Let me expand on this.
This was something I've mentioned before about how Nintendo of America stopped caring about the Wii in 2010, two entire years before Wii U came out.
It looked really bad when Nintendo stopped supporting their own system. I mean, it was pretty ugly when every other Nintendo branch in the world published Xenoblade Chronicles, The Last Story, and Pandora's Tower. this parties had to step in in two of those cases and GameStop had to pony up money for the third! They let fully-translated games like Project Zero 2: Wii Edition, Inazuma Eleven Strikers, Another Code: R - A Journey into Lost Memories, and Disaster: Day of Crisis languish in Europe. Sure, four games aren't going to prop up a system (see: Wii U) but the point is, it looked like NoA wasn't even trying. The justification given was "they're not system sellers." Big deal. VERY few games have such broad mass-market appeal that they make huge numbers of people rush out and buy entire systems just to play that one game. However, for people who love footie, for example, an Inazuma Eleven game might be enough. Some long time Nintendo fans began to feel nervous or abandoned, or just left once NoA gave them the cold shoulder. When you launch a new product, it's FAR easier to get previous customers to buy than entirely new customers. (This is how I got suckered into buying one.)

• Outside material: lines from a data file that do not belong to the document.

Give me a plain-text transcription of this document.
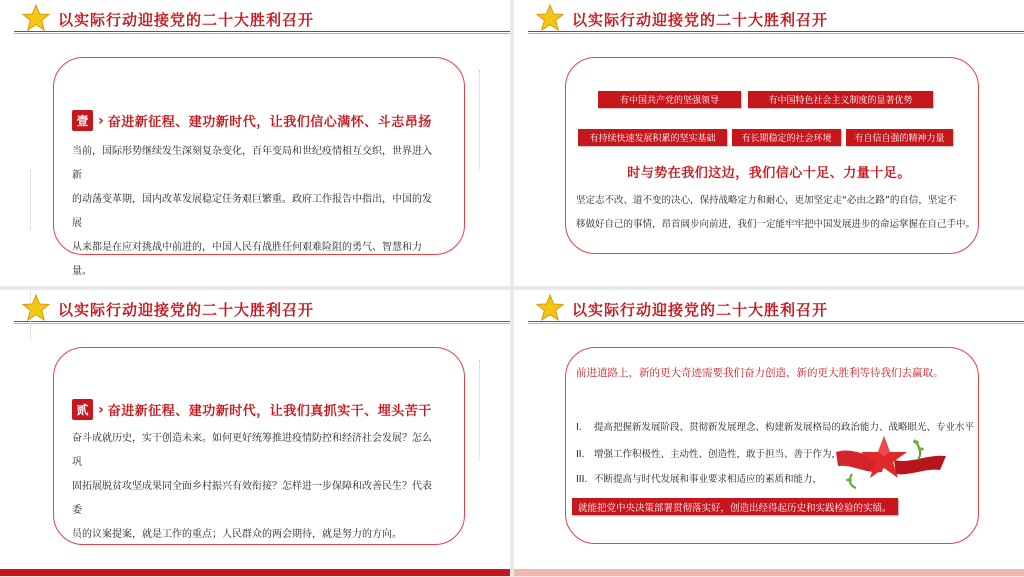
以实际行动迎接党的二十大胜利召开
壹 › 奋进新征程、建功新时代，让我们信心满怀、斗志昂扬
当前，国际形势继续发生深刻复杂变化，百年变局和世纪疫情相互交织，世界进入新
的动荡变革期，国内改革发展稳定任务艰巨繁重。政府工作报告中指出，中国的发展
从来都是在应对挑战中前进的，中国人民有战胜任何艰难险阻的勇气、智慧和力量。
以实际行动迎接党的二十大胜利召开
有中国共产党的坚强领导	有中国特色社会主义制度的显著优势
有持续快速发展积累的坚实基础	有长期稳定的社会环境	有自信自强的精神力量
时与势在我们这边，我们信心十足、力量十足。
坚定志不改、道不变的决心，保持战略定力和耐心，更加坚定走“必由之路”的自信，坚定不
移做好自己的事情，昂首阔步向前进，我们一定能牢牢把中国发展进步的命运掌握在自己手中。
以实际行动迎接党的二十大胜利召开
贰 › 奋进新征程、建功新时代，让我们真抓实干、埋头苦干
奋斗成就历史，实干创造未来。如何更好统筹推进疫情防控和经济社会发展？怎么巩
固拓展脱贫攻坚成果同全面乡村振兴有效衔接？怎样进一步保障和改善民生？代表委
员的议案提案，就是工作的重点；人民群众的两会期待，就是努力的方向。
以实际行动迎接党的二十大胜利召开
前进道路上，新的更大奇迹需要我们奋力创造，新的更大胜利等待我们去赢取。
I. 提高把握新发展阶段、贯彻新发展理念、构建新发展格局的政治能力、战略眼光、专业水平
II. 增强工作积极性、主动性、创造性，敢于担当、善于作为，
III. 不断提高与时代发展和事业要求相适应的素质和能力，
就能把党中央决策部署贯彻落实好，创造出经得起历史和实践检验的实绩。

That's the fan base. It's something to be cultivated. Here, SE has admitted that they're listening to the fan base. So, you can see this turn of events as one of two things:
1) SE really didn't feel like localizing the game but 30,000,000 people petitioned and they expect 10% of them to actually buy the game, making it profitable. (Note: companies these days never feel that "breaking even" is good enough, even though that can have very useful, tangible benefits like showing support for your system or increasing your fan base and customer pool.)
2) This is a PR smokescreen where SE was playing coy in order to make fans feel more invested in the game, akin to the lie about Fire Emblem Awakening being potentially the last in its series.
Not only that but the release schedule is super-light and there's a pretty hefty install base.
Local community, worker morale...eh...
Brand-building. Dragon Quest XI: Sugi Sarishi Toki o Motomete is on the horizon, and I imagine that's got a shot at being localized. What better way to drum up interest than to release Dragon Quest VII: Fragments of the Forgotten Past? Perhaps they'll follow that up with Dragon Quest VIII: Journey of the Cursed King.
Anyone who says "we have to make a huge profit on every single game" deserves to lose their job.
Gummy bears: I like the soft, chewy ones best.
Did you ever read War and Peace? You should try it someday.